Klingt abgefahren – ist aber so. Mehr ist nicht zu tun. Hier der Beweis aus den SQL Server Data Tools:
Und sonst?
Der oder die ein oder andere mag sich jetzt fragen, wann DeltaMaster ETL Star-Schemas unterstützt? Die Frage ist berechtigt und wird auch nicht ewig unbeantwortet bleiben. Aktuell geplant ist in die nächste Version die Hybridplanung nahtlos zu integrieren, inklusive dem oben beschriebenen optimalen Modelldesign. Aus Gründen der Kompatibilität zu Altmodellen wird es das Snowflake-Schema dann allerdings weiterhin geben und die Denormalisierung wird weiterhin über den oben beschriebenen View-Layer samt Materialisierung erfolgen. Andernfalls ist das Risiko zu hoch, dass wir Bestandsmodelle nach einem Update „kaputt“ machen. Einzig der Namensraum für die Startabellen könnte sich noch ändern, so dass diese eher in der Nähe des Snowflake-Schemas und nicht bei den Rückschreibtabellen liegen. T_DIM_01_Periode (ohne Ebenensuffix) könnte hier die optimale Wahl sein.
Dennoch denken wir auch noch einen Schritt weiter und überlegen schon auch generell eine Wahl zwischen Snowflake- und Star-Schema anzubieten. Wenn wir bei der oben beschriebenen Logik mit den alten Snowflake-Tabellen und dem abgeleiteten Star-Schema bleiben, sollte dies sogar relativ „schmerzfrei“ möglich sein.

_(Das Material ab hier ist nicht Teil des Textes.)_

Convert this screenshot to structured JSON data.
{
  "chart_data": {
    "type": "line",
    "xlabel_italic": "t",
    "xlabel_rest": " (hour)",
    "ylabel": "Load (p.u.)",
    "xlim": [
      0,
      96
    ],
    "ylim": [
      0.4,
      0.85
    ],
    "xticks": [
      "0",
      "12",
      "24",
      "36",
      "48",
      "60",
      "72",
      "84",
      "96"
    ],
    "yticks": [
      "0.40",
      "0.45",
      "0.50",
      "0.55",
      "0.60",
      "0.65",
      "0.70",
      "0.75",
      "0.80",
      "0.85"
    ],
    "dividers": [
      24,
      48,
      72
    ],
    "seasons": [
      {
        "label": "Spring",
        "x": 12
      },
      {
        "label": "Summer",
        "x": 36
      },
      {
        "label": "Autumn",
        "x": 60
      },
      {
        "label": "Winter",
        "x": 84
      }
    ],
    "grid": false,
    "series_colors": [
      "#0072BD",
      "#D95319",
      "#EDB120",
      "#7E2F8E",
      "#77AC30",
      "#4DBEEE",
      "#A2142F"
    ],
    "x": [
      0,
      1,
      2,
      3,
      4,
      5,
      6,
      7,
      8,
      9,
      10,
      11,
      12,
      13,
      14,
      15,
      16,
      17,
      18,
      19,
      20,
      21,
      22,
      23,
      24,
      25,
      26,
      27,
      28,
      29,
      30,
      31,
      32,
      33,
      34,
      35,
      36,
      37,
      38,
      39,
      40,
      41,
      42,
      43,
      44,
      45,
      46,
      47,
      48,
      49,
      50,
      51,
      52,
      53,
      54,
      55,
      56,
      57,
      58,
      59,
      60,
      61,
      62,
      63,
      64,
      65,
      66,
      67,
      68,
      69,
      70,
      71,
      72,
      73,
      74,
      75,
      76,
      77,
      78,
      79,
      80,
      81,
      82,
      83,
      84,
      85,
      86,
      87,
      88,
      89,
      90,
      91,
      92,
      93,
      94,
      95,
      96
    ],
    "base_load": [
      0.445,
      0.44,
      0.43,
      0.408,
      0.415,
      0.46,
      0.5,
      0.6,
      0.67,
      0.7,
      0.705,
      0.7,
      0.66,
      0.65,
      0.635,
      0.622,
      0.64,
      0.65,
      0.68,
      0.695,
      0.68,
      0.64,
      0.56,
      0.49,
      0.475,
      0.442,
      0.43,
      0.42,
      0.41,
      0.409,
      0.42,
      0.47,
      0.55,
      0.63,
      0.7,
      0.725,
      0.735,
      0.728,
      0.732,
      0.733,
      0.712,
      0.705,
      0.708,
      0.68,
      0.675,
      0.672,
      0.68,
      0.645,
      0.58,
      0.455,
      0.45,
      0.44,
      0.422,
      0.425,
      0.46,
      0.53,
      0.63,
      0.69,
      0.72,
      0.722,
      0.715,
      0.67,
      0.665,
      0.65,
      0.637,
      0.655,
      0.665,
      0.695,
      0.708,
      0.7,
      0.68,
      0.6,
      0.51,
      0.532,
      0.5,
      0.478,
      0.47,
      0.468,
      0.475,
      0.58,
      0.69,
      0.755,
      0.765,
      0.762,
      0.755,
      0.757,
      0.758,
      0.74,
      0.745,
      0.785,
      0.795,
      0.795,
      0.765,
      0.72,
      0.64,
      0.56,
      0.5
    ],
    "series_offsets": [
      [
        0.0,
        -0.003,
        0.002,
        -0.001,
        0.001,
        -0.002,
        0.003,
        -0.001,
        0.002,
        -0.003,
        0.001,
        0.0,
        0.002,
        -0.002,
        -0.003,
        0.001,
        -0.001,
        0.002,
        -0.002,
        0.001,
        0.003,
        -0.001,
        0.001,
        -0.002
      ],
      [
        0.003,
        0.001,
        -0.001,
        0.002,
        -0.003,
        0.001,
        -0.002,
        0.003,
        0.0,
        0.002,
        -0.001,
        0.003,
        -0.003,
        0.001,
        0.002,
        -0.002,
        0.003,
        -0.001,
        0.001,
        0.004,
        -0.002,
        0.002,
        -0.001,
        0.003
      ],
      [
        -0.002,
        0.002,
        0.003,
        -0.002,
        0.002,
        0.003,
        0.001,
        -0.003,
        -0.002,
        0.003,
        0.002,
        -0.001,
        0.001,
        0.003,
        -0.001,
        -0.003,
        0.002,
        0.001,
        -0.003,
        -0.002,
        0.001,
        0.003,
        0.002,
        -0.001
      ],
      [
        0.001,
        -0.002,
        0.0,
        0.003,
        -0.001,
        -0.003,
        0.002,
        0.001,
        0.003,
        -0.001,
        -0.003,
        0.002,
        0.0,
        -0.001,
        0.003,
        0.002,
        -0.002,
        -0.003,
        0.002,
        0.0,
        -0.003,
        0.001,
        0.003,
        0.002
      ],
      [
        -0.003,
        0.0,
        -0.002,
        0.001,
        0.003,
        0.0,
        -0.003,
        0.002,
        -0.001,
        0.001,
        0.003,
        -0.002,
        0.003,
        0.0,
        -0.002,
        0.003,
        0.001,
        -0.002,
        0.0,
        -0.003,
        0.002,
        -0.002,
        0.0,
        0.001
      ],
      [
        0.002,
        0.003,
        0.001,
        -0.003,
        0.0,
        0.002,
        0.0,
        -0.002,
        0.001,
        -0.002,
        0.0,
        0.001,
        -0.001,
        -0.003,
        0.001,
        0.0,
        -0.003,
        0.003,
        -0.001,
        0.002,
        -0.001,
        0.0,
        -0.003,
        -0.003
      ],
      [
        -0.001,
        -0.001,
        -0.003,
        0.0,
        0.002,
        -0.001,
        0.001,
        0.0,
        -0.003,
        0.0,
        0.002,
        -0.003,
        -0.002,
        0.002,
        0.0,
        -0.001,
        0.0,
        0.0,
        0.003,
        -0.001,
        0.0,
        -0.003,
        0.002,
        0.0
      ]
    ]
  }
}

Für eine echte Alternativlösung mit direkter Befüllung der Star-Tabellen müssten wir noch eine ganze Reihe weiterer Anpassungen vornehmen und auch überlegen wie wir mit der Eindeutigkeit von Elternzuordnungen umgehen. Die Design-Entscheidungen sind hier noch nicht endgültig getroffen und es wird auch noch ein paar Versionen länger dauern bis wir dort sind.
Damit sind wir am Ende des heutigen Artikels angelangt. Wir hoffen, dass das Fast=True-Flag in vielen Planungsprojekten weiterhilft. Und wer mal spicken möchte, wie der Umbau live aussieht, muss einfach nur einen Blick in die neue Chair International V2.0 werfen. Das war nämlich das System, welches optimiert wurde und aus dem die oben gezeigten Beispiele stammen.